About a year ago my wife and I had a healthy baby boy and I have been observing him with fascination ever since. This first year, he matured from a completely dependent infant into a walking and babbling Destructo machine.

It is not just the speed of his learning that thrills me, but his dedication and excitement. There is nothing we have to do to get him to learn. We did not have to bribe him with cookies, say “good boy” or “bad boy,” or promise him the latest toy advertised on Cable TV. He learned to hold his own bottle, crawl, and eventually walk, just because he wanted to.

Sometimes when I see Laurence practicing something he could not do before, he breaks into the biggest smile a father would ever wish to see.

Where Did We Lose this Excitement for Learning?

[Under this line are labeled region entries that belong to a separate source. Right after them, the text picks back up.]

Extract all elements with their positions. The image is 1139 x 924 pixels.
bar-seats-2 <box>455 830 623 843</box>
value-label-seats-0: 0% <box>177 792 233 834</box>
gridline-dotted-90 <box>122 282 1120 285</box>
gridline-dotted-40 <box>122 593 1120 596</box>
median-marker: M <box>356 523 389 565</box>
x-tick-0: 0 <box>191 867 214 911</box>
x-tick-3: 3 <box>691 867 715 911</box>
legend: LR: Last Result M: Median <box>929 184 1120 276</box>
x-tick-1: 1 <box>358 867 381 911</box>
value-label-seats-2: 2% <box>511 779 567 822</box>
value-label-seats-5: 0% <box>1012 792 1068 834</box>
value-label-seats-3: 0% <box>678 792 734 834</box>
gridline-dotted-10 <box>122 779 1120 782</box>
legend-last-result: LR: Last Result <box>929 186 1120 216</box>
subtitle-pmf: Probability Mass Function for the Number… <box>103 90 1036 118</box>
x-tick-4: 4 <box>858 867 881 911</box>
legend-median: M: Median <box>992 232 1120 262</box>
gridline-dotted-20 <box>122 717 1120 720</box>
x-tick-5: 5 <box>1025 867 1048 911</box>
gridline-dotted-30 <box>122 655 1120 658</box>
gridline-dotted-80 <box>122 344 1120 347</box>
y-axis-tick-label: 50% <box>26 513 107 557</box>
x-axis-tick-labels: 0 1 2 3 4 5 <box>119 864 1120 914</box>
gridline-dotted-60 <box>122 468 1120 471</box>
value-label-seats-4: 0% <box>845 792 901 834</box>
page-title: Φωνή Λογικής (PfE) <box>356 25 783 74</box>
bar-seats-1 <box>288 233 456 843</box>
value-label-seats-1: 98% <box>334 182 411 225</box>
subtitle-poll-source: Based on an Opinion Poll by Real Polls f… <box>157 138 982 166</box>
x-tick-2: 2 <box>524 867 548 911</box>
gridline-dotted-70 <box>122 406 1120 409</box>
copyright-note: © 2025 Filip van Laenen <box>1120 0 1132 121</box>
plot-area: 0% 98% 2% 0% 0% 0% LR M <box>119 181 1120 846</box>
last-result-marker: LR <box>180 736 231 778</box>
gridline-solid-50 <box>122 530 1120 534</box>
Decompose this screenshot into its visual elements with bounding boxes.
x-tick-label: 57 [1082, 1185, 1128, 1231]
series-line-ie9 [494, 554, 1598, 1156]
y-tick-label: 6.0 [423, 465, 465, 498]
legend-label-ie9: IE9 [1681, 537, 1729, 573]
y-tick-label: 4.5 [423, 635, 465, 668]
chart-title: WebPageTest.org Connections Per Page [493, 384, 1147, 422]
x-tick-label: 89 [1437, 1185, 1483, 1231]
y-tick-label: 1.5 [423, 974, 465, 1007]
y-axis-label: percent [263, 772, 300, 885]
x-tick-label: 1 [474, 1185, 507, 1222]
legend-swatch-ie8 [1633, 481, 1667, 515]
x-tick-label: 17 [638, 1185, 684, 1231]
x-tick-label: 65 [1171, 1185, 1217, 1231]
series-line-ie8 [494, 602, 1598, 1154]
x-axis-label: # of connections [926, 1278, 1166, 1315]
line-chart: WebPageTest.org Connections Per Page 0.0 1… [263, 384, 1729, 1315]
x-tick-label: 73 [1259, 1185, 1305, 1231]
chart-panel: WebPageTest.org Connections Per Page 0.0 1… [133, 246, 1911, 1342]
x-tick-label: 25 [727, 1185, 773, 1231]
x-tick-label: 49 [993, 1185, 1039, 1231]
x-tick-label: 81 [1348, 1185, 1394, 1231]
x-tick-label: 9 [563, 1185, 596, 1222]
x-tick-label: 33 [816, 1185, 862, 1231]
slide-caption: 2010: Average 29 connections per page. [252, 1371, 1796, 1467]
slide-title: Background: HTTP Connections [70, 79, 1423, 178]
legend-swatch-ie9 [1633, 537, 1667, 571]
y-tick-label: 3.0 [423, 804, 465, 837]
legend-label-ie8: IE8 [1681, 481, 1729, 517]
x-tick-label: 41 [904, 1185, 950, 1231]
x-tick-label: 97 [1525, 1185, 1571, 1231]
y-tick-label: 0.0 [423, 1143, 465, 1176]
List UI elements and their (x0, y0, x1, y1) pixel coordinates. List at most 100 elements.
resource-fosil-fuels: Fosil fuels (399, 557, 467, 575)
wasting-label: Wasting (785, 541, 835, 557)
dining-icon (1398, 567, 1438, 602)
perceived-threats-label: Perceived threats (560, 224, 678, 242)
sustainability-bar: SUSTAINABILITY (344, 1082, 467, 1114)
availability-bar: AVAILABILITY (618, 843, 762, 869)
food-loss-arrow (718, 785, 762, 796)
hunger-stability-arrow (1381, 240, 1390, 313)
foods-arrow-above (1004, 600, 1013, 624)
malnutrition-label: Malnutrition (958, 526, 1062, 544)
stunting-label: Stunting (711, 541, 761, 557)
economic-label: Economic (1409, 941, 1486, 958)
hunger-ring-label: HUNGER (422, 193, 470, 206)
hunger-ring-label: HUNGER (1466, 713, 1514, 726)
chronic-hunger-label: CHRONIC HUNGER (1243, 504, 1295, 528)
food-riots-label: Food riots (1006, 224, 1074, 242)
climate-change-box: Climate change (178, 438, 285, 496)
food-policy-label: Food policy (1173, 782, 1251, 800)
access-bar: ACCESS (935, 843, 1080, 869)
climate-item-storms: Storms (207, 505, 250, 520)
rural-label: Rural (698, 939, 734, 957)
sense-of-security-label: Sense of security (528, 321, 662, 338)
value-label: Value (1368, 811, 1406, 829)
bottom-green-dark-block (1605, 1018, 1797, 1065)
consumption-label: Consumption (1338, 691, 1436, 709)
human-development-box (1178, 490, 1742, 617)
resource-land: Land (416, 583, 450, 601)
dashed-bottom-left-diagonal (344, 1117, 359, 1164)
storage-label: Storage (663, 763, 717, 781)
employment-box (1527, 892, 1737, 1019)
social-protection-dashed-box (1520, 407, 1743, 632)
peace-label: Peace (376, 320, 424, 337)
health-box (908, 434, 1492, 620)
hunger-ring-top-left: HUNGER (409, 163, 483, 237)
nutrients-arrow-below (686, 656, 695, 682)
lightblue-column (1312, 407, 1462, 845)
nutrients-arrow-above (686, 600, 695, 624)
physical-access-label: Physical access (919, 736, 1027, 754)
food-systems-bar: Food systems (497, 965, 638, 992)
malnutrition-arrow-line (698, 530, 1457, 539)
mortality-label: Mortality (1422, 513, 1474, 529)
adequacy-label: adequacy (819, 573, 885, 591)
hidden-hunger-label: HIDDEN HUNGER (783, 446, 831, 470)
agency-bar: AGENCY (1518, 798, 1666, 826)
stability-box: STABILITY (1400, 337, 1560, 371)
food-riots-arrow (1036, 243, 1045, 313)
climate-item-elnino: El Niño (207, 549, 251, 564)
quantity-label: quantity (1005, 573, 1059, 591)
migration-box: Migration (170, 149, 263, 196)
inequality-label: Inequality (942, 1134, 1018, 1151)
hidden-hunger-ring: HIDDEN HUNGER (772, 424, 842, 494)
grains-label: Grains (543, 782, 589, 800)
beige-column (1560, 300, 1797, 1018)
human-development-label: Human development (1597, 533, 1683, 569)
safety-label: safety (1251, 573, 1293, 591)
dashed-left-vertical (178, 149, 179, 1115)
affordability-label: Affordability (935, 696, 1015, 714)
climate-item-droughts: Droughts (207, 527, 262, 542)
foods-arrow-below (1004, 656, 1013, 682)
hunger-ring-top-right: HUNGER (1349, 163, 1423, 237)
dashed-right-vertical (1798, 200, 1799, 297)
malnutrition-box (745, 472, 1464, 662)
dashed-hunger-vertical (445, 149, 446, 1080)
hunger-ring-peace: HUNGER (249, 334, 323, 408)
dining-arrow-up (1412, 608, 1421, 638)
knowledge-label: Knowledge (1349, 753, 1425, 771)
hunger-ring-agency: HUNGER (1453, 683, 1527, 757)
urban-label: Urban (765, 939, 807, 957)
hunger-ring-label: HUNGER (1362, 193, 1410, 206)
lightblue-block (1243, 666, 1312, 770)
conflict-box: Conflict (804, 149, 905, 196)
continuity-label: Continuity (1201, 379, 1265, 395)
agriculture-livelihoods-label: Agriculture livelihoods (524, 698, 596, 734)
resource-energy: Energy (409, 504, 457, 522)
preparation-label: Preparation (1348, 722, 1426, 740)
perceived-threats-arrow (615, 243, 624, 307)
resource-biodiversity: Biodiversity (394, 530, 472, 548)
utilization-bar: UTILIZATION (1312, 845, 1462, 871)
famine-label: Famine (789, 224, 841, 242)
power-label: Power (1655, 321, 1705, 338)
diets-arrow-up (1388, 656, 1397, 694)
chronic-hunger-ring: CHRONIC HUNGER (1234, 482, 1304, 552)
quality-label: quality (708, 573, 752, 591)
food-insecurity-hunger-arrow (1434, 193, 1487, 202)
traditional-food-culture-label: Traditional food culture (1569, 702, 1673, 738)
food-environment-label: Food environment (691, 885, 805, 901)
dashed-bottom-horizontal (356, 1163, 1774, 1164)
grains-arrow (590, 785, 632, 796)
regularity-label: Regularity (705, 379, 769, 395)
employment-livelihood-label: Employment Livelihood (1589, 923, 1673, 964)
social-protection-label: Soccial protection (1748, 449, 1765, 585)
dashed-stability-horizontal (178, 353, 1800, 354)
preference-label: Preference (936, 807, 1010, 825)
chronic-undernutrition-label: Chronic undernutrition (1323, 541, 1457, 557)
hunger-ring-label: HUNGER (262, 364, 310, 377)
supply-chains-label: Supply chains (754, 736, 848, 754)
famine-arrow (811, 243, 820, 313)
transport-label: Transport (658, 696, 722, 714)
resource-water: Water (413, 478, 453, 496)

We probably lost it somewhere between the:

  • Race for grades
  • Seeming lack of relevance of most of our education
  • Fear and punishment associated with making a mistake
  • Lack of opportunity to practice and fine-tune our skills at our own time and on our own terms

How Do We Get It Back?

We can help preserve and enhance the sense of wonder and excitement that we all once had toward learning new things by:

  • Fostering a fear free learning environment — a place where the only dumb questions are the ones you did not ask and where everyone is regarded as equal, regardless of their corporate rank, subject-matter knowledge, or intellectual agility.
  • Making sure that the behaviors taught and the examples used are relevant to the participants. It is also important to continually tie in this relevance by highlighting how they will use what they are learning back on the job. And, of course, why that will make things better.
  • Creating nonthreatening individual or group competition, where the winners earn no more respect than the losers.
  • Providing participants with many opportunities to practice without fear of making a mistake or being wrong. It is okay to make a mistake. We learn from our mistakes. Sometimes doing it right is just the product of doing it wrong enough times and receiving good feedback.

I have found that these strategies work well with most people.

I hope that Laurence never loses this magical sense of wonder, called learning.

Footnote:

Laurence is currently a freshman in college. His love of learning has been tarnished, but not destroyed.